Safra de tabaco sul-brasileira 2025/2026 fecha em 710.229 toneladas

A área cultivada foi de 308.932 hectares, com 135.972 famílias produtoras e produtividade média de 2.299 kg/ha.
Foto: Nicolas Borges

A safra de tabaco sul-brasileira 2025/2026 encerrou com 710.229 toneladas, somando a produção do Rio Grande do Sul, Santa Catarina e Paraná nos tipos Virgínia, Burley e Comum. O resultado representa uma redução de 1,3% frente às 719.891 toneladas da safra anterior. O tabaco Virgínia respondeu por 639.471 toneladas, cerca de 90% da produção, enquanto o Burley somou 60.089 toneladas e o Comum, 10.669 toneladas.

Os dados foram divulgados nessa quarta-feira (26) pela Associação dos Fumicultores do Brasil (Afubra). A área cultivada foi de 308.932 hectares, com 135.972 famílias produtoras e produtividade média de 2.299 kg/ha. Segundo o presidente da Afubra, Marcilio Laurindo Drescher, a safra teve comportamento diferente entre as regiões, com lavouras afetadas por frio, geadas, excesso de chuva, ventos, granizo e estiagem.

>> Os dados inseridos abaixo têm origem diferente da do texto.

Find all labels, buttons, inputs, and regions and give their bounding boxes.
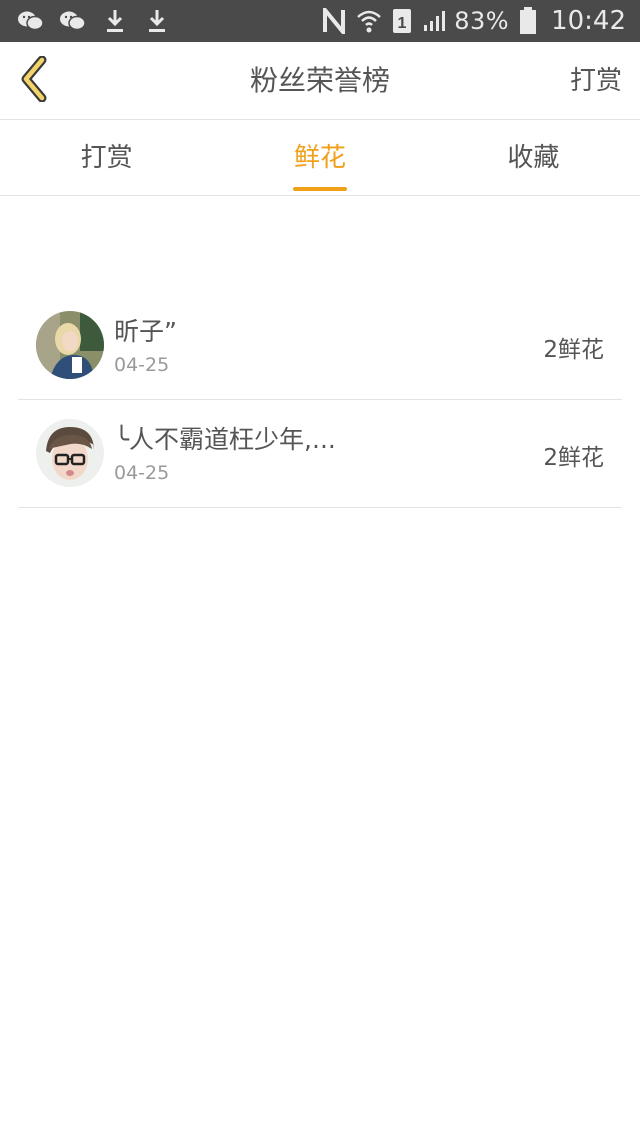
nfc-icon [322, 8, 346, 34]
tab-bar: 打赏 鲜花 收藏 [0, 121, 640, 196]
wechat-icon [16, 6, 46, 36]
battery-percent: 83% [454, 7, 510, 35]
avatar[interactable] [36, 419, 104, 487]
tab-label: 打赏 [80, 143, 133, 173]
tab-active-indicator [292, 187, 347, 191]
list-item[interactable]: ╰人不霸道枉少年,... 04-25 2鲜花 [18, 400, 622, 508]
wifi-icon [356, 8, 382, 34]
signal-icon [422, 9, 446, 33]
flower-count: 2鲜花 [543, 445, 604, 471]
list-item[interactable]: 昕子” 04-25 2鲜花 [18, 292, 622, 400]
sim-icon: 1 [392, 8, 412, 34]
user-name: 昕子” [114, 317, 177, 346]
fan-list: 昕子” 04-25 2鲜花 ╰人不霸道枉少年,... 04-25 2鲜花 [18, 292, 622, 508]
status-bar-notifications [16, 6, 184, 36]
download-icon [142, 6, 172, 36]
svg-text:1: 1 [398, 15, 407, 32]
tab-favorites[interactable]: 收藏 [427, 121, 640, 195]
date: 04-25 [114, 354, 170, 376]
wechat-icon [58, 6, 88, 36]
status-bar-system: 1 83% 10:42 [312, 6, 626, 36]
clock: 10:42 [551, 6, 626, 36]
tab-label: 鲜花 [293, 143, 346, 173]
date: 04-25 [114, 462, 170, 484]
tab-flowers[interactable]: 鲜花 [213, 121, 426, 195]
app-header: 粉丝荣誉榜 打赏 [0, 42, 640, 120]
tab-label: 收藏 [507, 143, 560, 173]
flower-count: 2鲜花 [543, 337, 604, 363]
reward-button[interactable]: 打赏 [570, 42, 622, 120]
user-name: ╰人不霸道枉少年,... [114, 425, 336, 454]
status-bar: 1 83% 10:42 [0, 0, 640, 42]
tab-reward[interactable]: 打赏 [0, 121, 213, 195]
avatar[interactable] [36, 311, 104, 379]
page-title: 粉丝荣誉榜 [249, 64, 390, 97]
battery-icon [519, 7, 537, 35]
download-icon [100, 6, 130, 36]
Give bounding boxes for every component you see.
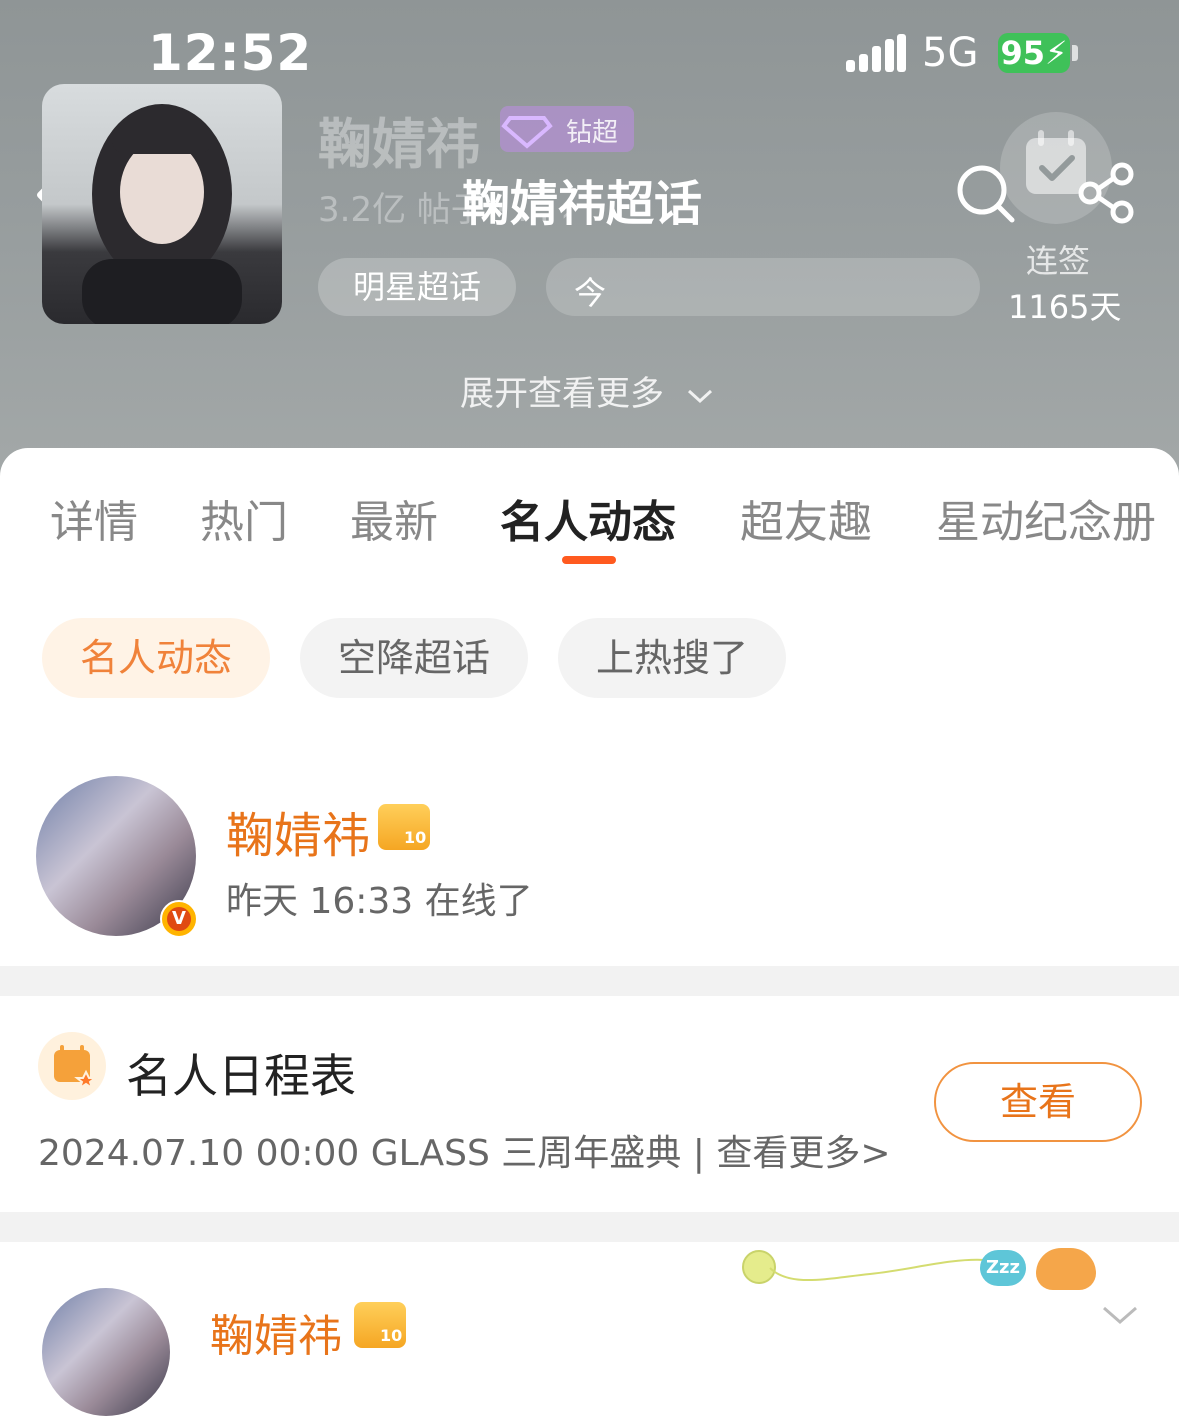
filter-chip-celebrity-updates[interactable]: 名人动态	[42, 618, 270, 698]
verified-icon: V	[167, 907, 191, 931]
chevron-down-icon	[687, 389, 712, 403]
crown-level-icon: 10	[354, 1302, 406, 1348]
online-status: 昨天 16:33 在线了	[226, 881, 533, 922]
tab-fan-fun[interactable]: 超友趣	[740, 486, 872, 550]
celebrity-name[interactable]: 鞠婧祎	[226, 796, 370, 866]
page-title: 鞠婧祎超话	[462, 176, 703, 232]
tab-star-album[interactable]: 星动纪念册	[936, 486, 1156, 550]
sleep-bubble: Zzz	[980, 1250, 1026, 1286]
search-icon[interactable]	[952, 160, 1018, 226]
share-icon[interactable]	[1074, 160, 1140, 226]
diamond-badge-label: 钻超	[566, 118, 619, 148]
crown-level-icon: 10	[378, 804, 430, 850]
view-schedule-button[interactable]: 查看	[934, 1062, 1142, 1142]
topic-name: 鞠婧祎	[318, 113, 480, 176]
section-divider	[0, 1212, 1179, 1242]
diamond-icon	[501, 116, 553, 149]
schedule-title: 名人日程表	[126, 1049, 356, 1103]
notice-chip[interactable]	[546, 258, 980, 316]
expand-more-link[interactable]: 展开查看更多	[460, 366, 715, 415]
checkin-days: 1165天	[1008, 288, 1122, 326]
tab-latest[interactable]: 最新	[350, 486, 438, 550]
tab-details[interactable]: 详情	[50, 486, 138, 550]
battery-level: 95	[1000, 34, 1046, 72]
section-divider	[0, 966, 1179, 996]
battery-tip	[1072, 45, 1078, 61]
expand-more-label: 展开查看更多	[460, 374, 664, 414]
tab-celebrity-updates[interactable]: 名人动态	[500, 486, 676, 550]
super-topic-cover-image[interactable]	[42, 84, 282, 324]
post-author-name[interactable]: 鞠婧祎	[210, 1300, 342, 1364]
filter-chip-airdrop[interactable]: 空降超话	[300, 618, 528, 698]
sleeping-cat-icon	[1036, 1248, 1096, 1290]
active-tab-indicator	[562, 556, 616, 564]
filter-chip-trending[interactable]: 上热搜了	[558, 618, 786, 698]
battery-icon: 95⚡	[998, 33, 1070, 73]
yarn-string-decoration	[769, 1258, 986, 1282]
calendar-star-icon	[54, 1045, 98, 1091]
signal-icon	[846, 34, 906, 72]
schedule-icon	[38, 1032, 106, 1100]
post-author-avatar[interactable]	[42, 1288, 170, 1416]
crown-level-number: 10	[380, 1326, 403, 1345]
portrait-illustration	[82, 104, 242, 324]
network-type: 5G	[922, 30, 979, 76]
checkin-label: 连签	[1026, 242, 1091, 280]
tab-hot[interactable]: 热门	[200, 486, 288, 550]
crown-level-number: 10	[404, 828, 427, 847]
schedule-detail[interactable]: 2024.07.10 00:00 GLASS 三周年盛典 | 查看更多>	[38, 1124, 891, 1176]
status-time: 12:52	[148, 24, 313, 82]
charging-icon: ⚡	[1045, 34, 1068, 72]
category-chip[interactable]: 明星超话	[318, 258, 516, 316]
notice-text: 今	[574, 274, 607, 312]
chevron-down-icon[interactable]	[1100, 1300, 1140, 1330]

Entre os estados, o Rio Grande do Sul produziu 286.603 toneladas, queda de 5,5%; Santa Catarina registrou 223.643 toneladas, redução de 1,1%; e o Paraná foi o único a apresentar crescimento, com 199.983 toneladas, aumento de 5,1%. A comercialização foi marcada por dificuldades, especialmente em relação aos preços e critérios de classificação.

O preço médio caiu de R$ 20,25 para R$ 18,07 por quilo, enquanto a receita bruta dos produtores recuou 11,9%, de R$ 14,575 bilhões para R$ 12,835 bilhões. Para Drescher, a redução da produção foi pequena, mas a queda nos preços teve impacto direto na renda dos produtores. Para a safra 2026/2027, a Afubra recomenda cautela no planejamento, considerando custos, mão de obra, capacidade de cura, condições climáticas e comportamento do mercado. A estimativa inicial da próxima safra será finalizada pela entidade em novembro.